The Red Room symbolises imprisonment and death in the novel I'm the King of the Castle. Firstly, the red room was a prison for Joseph Hooper. He was "lectured and instructed", and "forced to watch" the insects that his father had collected, while Joseph Hooper "hated it violently". The diction "violently" exacerbates Joseph Hooper's disgust of the moths and exaggerates the tediousness that Joseph Hooper would have felt while being forced to watch the moths. The red room was also a prison for Charles Kingshaw, when he was locked in the room by Edmund Hooper. Edmund Hooper "whipped around ... turning the key sharply in the lock". Kingshaw, locked in the red room, feels frightened and horrified at the moths and dead animals hanging on the wall. The red room also symbolises death. The colour red represents blood, and the moths laid out in the room are dead.
Intertextuality - Jane Eyre: Jane gets locked in the room as a punishment for revolting against Mrs. Reed. Also, Mr. Reed died in the red room.
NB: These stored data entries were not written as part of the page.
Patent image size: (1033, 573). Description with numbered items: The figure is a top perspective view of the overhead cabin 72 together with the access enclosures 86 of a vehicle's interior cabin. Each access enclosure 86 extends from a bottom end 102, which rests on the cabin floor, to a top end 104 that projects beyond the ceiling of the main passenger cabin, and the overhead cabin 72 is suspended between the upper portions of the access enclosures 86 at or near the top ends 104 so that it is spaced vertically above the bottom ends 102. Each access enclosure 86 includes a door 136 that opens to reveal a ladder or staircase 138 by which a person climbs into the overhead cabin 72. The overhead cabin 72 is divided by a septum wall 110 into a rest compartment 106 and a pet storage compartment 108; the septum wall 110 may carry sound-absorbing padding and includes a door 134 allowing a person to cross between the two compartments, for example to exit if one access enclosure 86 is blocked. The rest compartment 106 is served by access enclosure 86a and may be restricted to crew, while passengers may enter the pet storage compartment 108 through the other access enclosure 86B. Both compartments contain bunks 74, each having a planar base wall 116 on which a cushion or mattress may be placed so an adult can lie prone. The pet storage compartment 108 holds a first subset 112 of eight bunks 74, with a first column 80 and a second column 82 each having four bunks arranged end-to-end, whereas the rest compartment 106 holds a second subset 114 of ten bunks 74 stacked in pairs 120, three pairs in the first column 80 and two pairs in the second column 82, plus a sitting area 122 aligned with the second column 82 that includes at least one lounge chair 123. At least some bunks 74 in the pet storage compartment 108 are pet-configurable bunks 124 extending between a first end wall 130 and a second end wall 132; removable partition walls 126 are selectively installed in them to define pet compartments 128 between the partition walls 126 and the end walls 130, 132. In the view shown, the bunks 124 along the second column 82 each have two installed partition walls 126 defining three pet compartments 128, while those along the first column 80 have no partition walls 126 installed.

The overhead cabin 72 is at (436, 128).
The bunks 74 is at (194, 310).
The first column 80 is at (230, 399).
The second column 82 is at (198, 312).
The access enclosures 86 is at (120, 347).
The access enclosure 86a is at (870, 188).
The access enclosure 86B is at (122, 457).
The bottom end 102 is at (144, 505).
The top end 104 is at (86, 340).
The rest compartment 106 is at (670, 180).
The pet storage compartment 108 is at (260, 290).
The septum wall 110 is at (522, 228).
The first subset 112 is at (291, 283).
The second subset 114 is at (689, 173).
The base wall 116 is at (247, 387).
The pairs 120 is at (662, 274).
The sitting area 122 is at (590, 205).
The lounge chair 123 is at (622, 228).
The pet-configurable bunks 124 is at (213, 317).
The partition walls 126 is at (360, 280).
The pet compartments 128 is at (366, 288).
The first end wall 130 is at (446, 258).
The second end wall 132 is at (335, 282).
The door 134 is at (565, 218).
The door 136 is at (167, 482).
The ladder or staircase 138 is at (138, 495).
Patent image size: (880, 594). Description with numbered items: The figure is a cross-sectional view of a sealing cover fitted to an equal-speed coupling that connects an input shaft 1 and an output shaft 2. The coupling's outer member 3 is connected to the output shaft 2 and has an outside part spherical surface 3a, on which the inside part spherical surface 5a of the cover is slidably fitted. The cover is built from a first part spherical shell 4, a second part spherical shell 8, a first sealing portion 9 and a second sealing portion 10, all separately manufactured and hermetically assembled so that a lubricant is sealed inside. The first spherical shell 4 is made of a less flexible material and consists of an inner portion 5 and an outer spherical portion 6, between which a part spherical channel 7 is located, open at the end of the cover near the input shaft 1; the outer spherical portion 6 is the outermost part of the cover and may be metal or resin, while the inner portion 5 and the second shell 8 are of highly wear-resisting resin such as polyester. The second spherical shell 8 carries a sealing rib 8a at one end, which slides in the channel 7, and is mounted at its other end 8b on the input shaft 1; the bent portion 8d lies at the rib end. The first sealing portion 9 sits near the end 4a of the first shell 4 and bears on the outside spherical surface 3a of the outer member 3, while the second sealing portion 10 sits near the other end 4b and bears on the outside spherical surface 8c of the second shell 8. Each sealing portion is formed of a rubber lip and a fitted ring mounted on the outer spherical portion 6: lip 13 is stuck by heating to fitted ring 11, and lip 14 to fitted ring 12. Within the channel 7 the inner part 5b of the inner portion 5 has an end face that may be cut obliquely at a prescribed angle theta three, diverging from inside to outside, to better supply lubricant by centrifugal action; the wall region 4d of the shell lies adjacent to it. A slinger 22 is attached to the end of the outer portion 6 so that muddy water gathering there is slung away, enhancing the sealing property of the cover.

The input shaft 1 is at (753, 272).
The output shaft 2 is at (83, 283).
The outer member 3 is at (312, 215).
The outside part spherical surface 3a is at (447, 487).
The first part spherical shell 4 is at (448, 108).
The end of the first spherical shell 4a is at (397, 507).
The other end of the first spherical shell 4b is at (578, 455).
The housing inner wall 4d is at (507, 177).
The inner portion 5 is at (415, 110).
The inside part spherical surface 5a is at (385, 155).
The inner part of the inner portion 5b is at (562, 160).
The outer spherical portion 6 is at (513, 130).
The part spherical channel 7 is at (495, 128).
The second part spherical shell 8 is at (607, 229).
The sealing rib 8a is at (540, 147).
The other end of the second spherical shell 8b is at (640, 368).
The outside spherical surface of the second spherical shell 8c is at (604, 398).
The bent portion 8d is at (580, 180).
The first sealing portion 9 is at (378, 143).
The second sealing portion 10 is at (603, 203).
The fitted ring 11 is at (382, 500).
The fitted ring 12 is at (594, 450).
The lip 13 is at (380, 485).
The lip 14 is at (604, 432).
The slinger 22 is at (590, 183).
Moreover, the red room represents the conflict in the Hooper family. Hooper's grandfather was preoccupied with wealth and fame, thus his interests were all about his properties, and nothing more. As a result, Joseph Hooper avoided being in the house with his father, and spent "all of his holidays away from the house". This shows his uncomfortable feelings towards the family and Warings, which implies that the family could never become closer. Even though Joseph Hooper hated being forced to watch the moths in the red room, he does similar thing to his own son, and tells Edmund to be proud of his grandfather's work. Joseph Hooper, grown up with the absence of care and interest from his father, obviously doesn't know how to keep a relationship with Edmund, and causes further conflict with Edmund Hooper, in similar ways as Hooper's grandfather did to Joseph Hooper.